You sent sexy pictures to your partner and suddenly they’re all over the Internet. Strangers are creeping on you, your family shames you, your friends reject you and your boss fires you. But you’re an adult, and it was a simple consensual act you both enjoyed. Is digital abstinence the only way to keep your sexual images from being broadcast against your will?
Or maybe you’ve never sent pictures. Maybe you won’t even take one because you’re afraid someone will get to your partner’s phone or yours and share them with the world. Fear of shame and other repercussions prevent you from doing something you would otherwise love to. These fears keep you from expressing yourself the way you want to.
Whether done by a partner, thief or hacker, sharing sexual images without express permission is violence. If the only solution is digital abstinence, then we’re stuck policing our own sexuality to prevent privacy violations and digital violence. But maybe there’s a safer way to sex text, or sext, and maybe we can change how we think about women’s sexuality.
Expressing our sexuality is our right! Stand up for your right to define, express and exercise control over sharing sexual images without shame or violation.

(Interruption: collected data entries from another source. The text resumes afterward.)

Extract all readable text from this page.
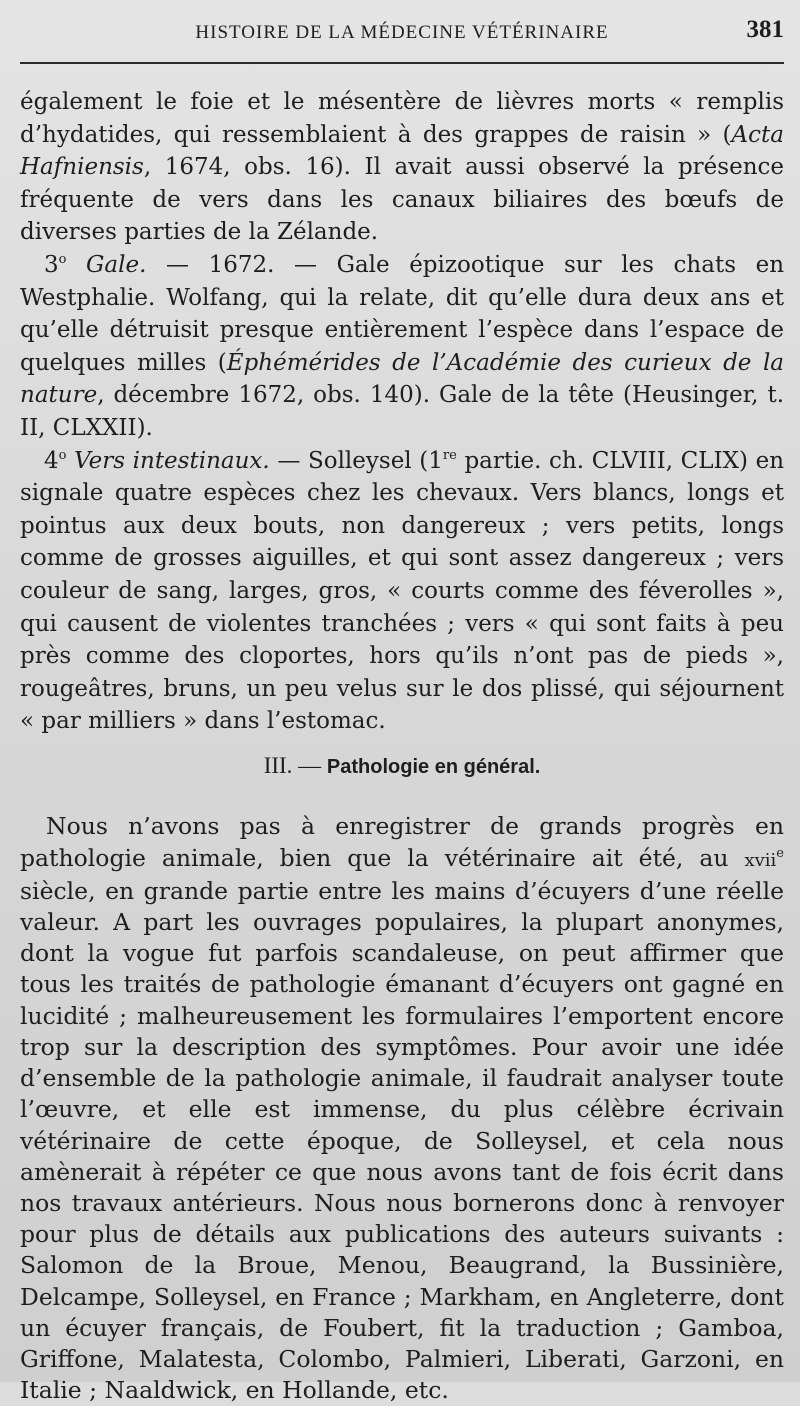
HISTOIRE DE LA MÉDECINE VÉTÉRINAIRE	381

également le foie et le mésentère de lièvres morts « remplis d’hydatides, qui ressemblaient à des grappes de raisin » (Acta Hafniensis, 1674, obs. 16). Il avait aussi observé la présence fréquente de vers dans les canaux biliaires des bœufs de diverses parties de la Zélande.

3$^o$ Gale. — 1672. — Gale épizootique sur les chats en Westphalie. Wolfang, qui la relate, dit qu’elle dura deux ans et qu’elle détruisit presque entièrement l’espèce dans l’espace de quelques milles (Éphémérides de l’Académie des curieux de la nature, décembre 1672, obs. 140). Gale de la tête (Heusinger, t. II, CLXXII).

4$^o$ Vers intestinaux. — Solleysel (1re partie. ch. CLVIII, CLIX) en signale quatre espèces chez les chevaux. Vers blancs, longs et pointus aux deux bouts, non dangereux ; vers petits, longs comme de grosses aiguilles, et qui sont assez dangereux ; vers couleur de sang, larges, gros, « courts comme des féverolles », qui causent de violentes tranchées ; vers « qui sont faits à peu près comme des cloportes, hors qu’ils n’ont pas de pieds », rougeâtres, bruns, un peu velus sur le dos plissé, qui séjournent « par milliers » dans l’estomac.

III. — Pathologie en général.

Nous n’avons pas à enregistrer de grands progrès en pathologie animale, bien que la vétérinaire ait été, au xvii$^e$ siècle, en grande partie entre les mains d’écuyers d’une réelle valeur. A part les ouvrages populaires, la plupart anonymes, dont la vogue fut parfois scandaleuse, on peut affirmer que tous les traités de pathologie émanant d’écuyers ont gagné en lucidité ; malheureusement les formulaires l’emportent encore trop sur la description des symptômes. Pour avoir une idée d’ensemble de la pathologie animale, il faudrait analyser toute l’œuvre, et elle est immense, du plus célèbre écrivain vétérinaire de cette époque, de Solleysel, et cela nous amènerait à répéter ce que nous avons tant de fois écrit dans nos travaux antérieurs. Nous nous bornerons donc à renvoyer pour plus de détails aux publications des auteurs suivants : Salomon de la Broue, Menou, Beaugrand, la Bussinière, Delcampe, Solleysel, en France ; Markham, en Angleterre, dont un écuyer français, de Foubert, fit la traduction ; Gamboa, Griffone, Malatesta, Colombo, Palmieri, Liberati, Garzoni, en Italie ; Naaldwick, en Hollande, etc.
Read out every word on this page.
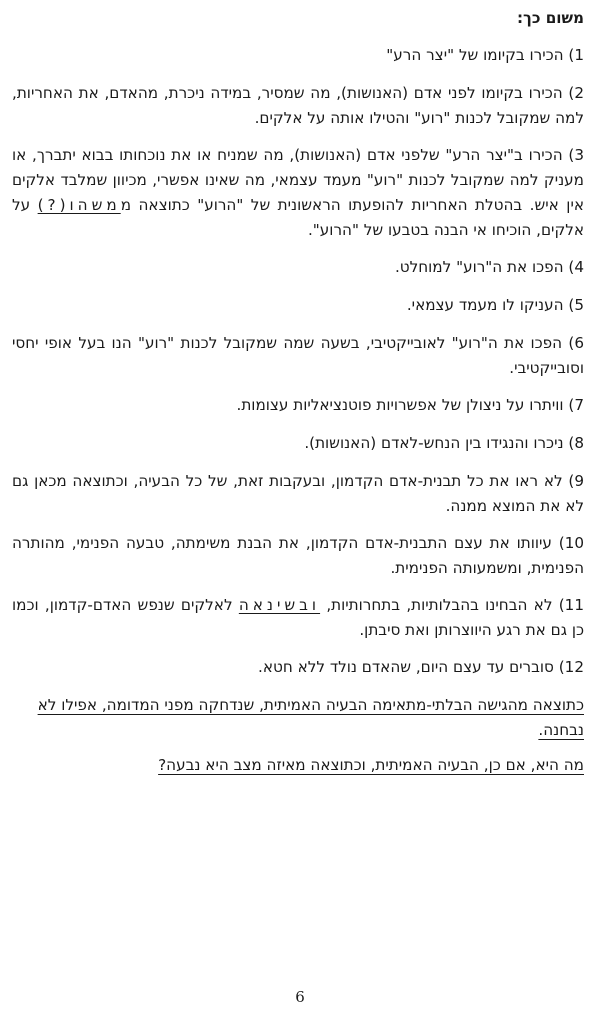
משום כך:

1) הכירו בקיומו של "יצר הרע"

2) הכירו בקיומו לפני אדם (האנושות), מה שמסיר, במידה ניכרת, מהאדם, את האחריות, למה שמקובל לכנות "רוע" והטילו אותה על אלקים.

3) הכירו ב"יצר הרע" שלפני אדם (האנושות), מה שמניח או את נוכחותו בבוא יתברך, או מעניק למה שמקובל לכנות "רוע" מעמד עצמאי, מה שאינו אפשרי, מכיוון שמלבד אלקים אין איש. בהטלת האחריות להופעתו הראשונית של "הרוע" כתוצאה ממשהו(?) על אלקים, הוכיחו אי הבנה בטבעו של "הרוע".

4) הפכו את ה"רוע" למוחלט.

5) העניקו לו מעמד עצמאי.

6) הפכו את ה"רוע" לאובייקטיבי, בשעה שמה שמקובל לכנות "רוע" הנו בעל אופי יחסי וסובייקטיבי.

7) וויתרו על ניצולן של אפשרויות פוטנציאליות עצומות.

8) ניכרו והנגידו בין הנחש-לאדם (האנושות).

9) לא ראו את כל תבנית-אדם הקדמון, ובעקבות זאת, של כל הבעיה, וכתוצאה מכאן גם לא את המוצא ממנה.

10) עיוותו את עצם התבנית-אדם הקדמון, את הבנת משימתה, טבעה הפנימי, מהותרה הפנימית, ומשמעותה הפנימית.

11) לא הבחינו בהבלותיות, בתחרותיות, ובשינאה לאלקים שנפש האדם-קדמון, וכמו כן גם את רגע היווצרותן ואת סיבתן.

12) סוברים עד עצם היום, שהאדם נולד ללא חטא.

כתוצאה מהגישה הבלתי-מתאימה הבעיה האמיתית, שנדחקה מפני המדומה, אפילו לא נבחנה.

מה היא, אם כן, הבעיה האמיתית, וכתוצאה מאיזה מצב היא נבעה?

6
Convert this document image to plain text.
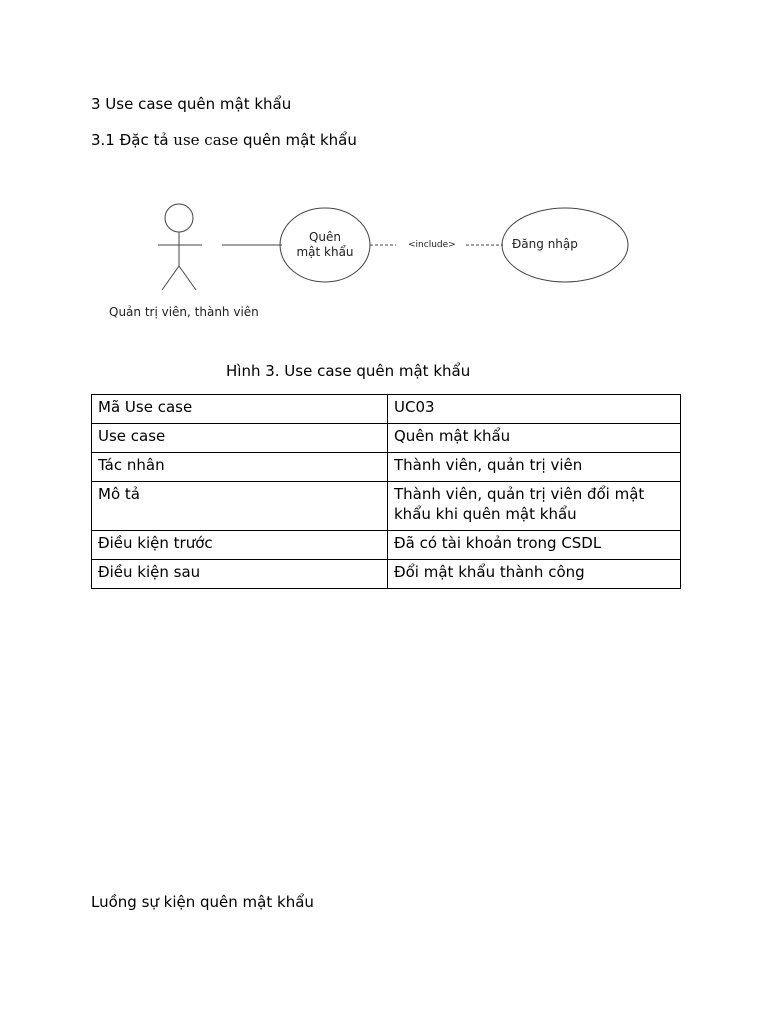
3 Use case quên mật khẩu
3.1 Đặc tả use case quên mật khẩu
Quản trị viên, thành viên
Quên
mật khẩu	<include>	Đăng nhập
Hình 3. Use case quên mật khẩu
Mã Use case	UC03
Use case	Quên mật khẩu
Tác nhân	Thành viên, quản trị viên
Mô tả	Thành viên, quản trị viên đổi mật khẩu khi quên mật khẩu
Điều kiện trước	Đã có tài khoản trong CSDL
Điều kiện sau	Đổi mật khẩu thành công
Luồng sự kiện quên mật khẩu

How can we sext safely with respect to privacy and autonomy?
Use Cryptocat: Cryptocat is a free and open source software that helps you chat more securely. Be sure to read the warnings on the site. Make sure you don’t use your real name; that’s part of being private.
Secure it: Sexting is fun, but it also can also present risks. You can practice safer sexting by taking a few key steps:
- Always talk about permission and privacy with your sexting partner.
- Talk clearly about conditions of sharing and deleting sexts and security precautions.
- Do not send sexts to an unwilling participant!
- Block or cut out identifying features.
- Don’t leave images on your device.
- Disable your chat history.
Make a statement about sexting! Reject shame and stay safe.